Correct Answer: D
Explanation
Tasks in a stage may be executed by multiple machines at the same time.
This is correct. Within a single stage, tasks do not depend on each other. Executors on multiple machines may execute tasks belonging to the same stage on the respective partitions they are holding at the same time.
Different stages in a job may be executed in parallel.
No. Different stages in a job depend on each other and cannot be executed in parallel. The nuance is that every task in a stage may be executed in parallel by multiple machines.
For example, if a job consists of Stage A and Stage B, tasks belonging to those stages may not be executed in parallel. However, tasks from Stage A may be executed on multiple machines at the same time, with each machine running it on a different partition of the same dataset. Then, afterwards, tasks from Stage B may be executed on multiple machines at the same time.
Stages may contain multiple actions, narrow, and wide transformations.
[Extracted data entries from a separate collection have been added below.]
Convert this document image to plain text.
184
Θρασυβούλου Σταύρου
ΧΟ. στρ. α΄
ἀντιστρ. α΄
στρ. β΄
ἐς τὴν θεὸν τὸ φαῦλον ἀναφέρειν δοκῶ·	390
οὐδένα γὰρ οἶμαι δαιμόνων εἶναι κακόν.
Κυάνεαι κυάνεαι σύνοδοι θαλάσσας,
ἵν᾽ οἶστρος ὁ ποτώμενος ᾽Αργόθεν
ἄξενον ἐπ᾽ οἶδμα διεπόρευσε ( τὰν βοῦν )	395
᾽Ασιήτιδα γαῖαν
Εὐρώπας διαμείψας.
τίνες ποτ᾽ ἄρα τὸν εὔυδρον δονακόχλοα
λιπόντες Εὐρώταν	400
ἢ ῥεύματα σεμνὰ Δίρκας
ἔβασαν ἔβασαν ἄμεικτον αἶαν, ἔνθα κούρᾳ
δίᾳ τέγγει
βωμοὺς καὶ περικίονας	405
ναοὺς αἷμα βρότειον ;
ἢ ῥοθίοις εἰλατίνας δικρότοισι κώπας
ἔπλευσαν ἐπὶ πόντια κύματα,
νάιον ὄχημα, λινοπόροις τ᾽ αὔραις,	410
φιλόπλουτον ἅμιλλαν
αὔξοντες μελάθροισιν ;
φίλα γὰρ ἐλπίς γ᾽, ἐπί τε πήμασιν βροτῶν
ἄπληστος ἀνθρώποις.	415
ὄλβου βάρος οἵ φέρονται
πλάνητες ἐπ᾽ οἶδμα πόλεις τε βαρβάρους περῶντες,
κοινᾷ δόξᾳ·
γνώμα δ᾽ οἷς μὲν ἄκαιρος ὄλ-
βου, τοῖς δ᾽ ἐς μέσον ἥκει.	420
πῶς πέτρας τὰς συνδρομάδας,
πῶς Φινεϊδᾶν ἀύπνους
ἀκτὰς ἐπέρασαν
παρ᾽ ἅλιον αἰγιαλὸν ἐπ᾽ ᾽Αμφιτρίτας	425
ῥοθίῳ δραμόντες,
No, stages may not contain multiple wide transformations. Wide transformations mean that shuffling is required. Shuffling typically terminates a stage though, because data needs to be exchanged across the cluster. This data exchange often causes partitions to change and rearrange, making it impossible to perform tasks in parallel on the same dataset.
Stages ephemerally store transactions, before they are committed through actions.
No, this does not make sense. Stages do not "store" any data. Transactions are not "committed" in Spark.
Stages consist of one or more jobs.
No, it is the other way around: Jobs consist of one more stages.
More info: Spark: The Definitive Guide, Chapter 15.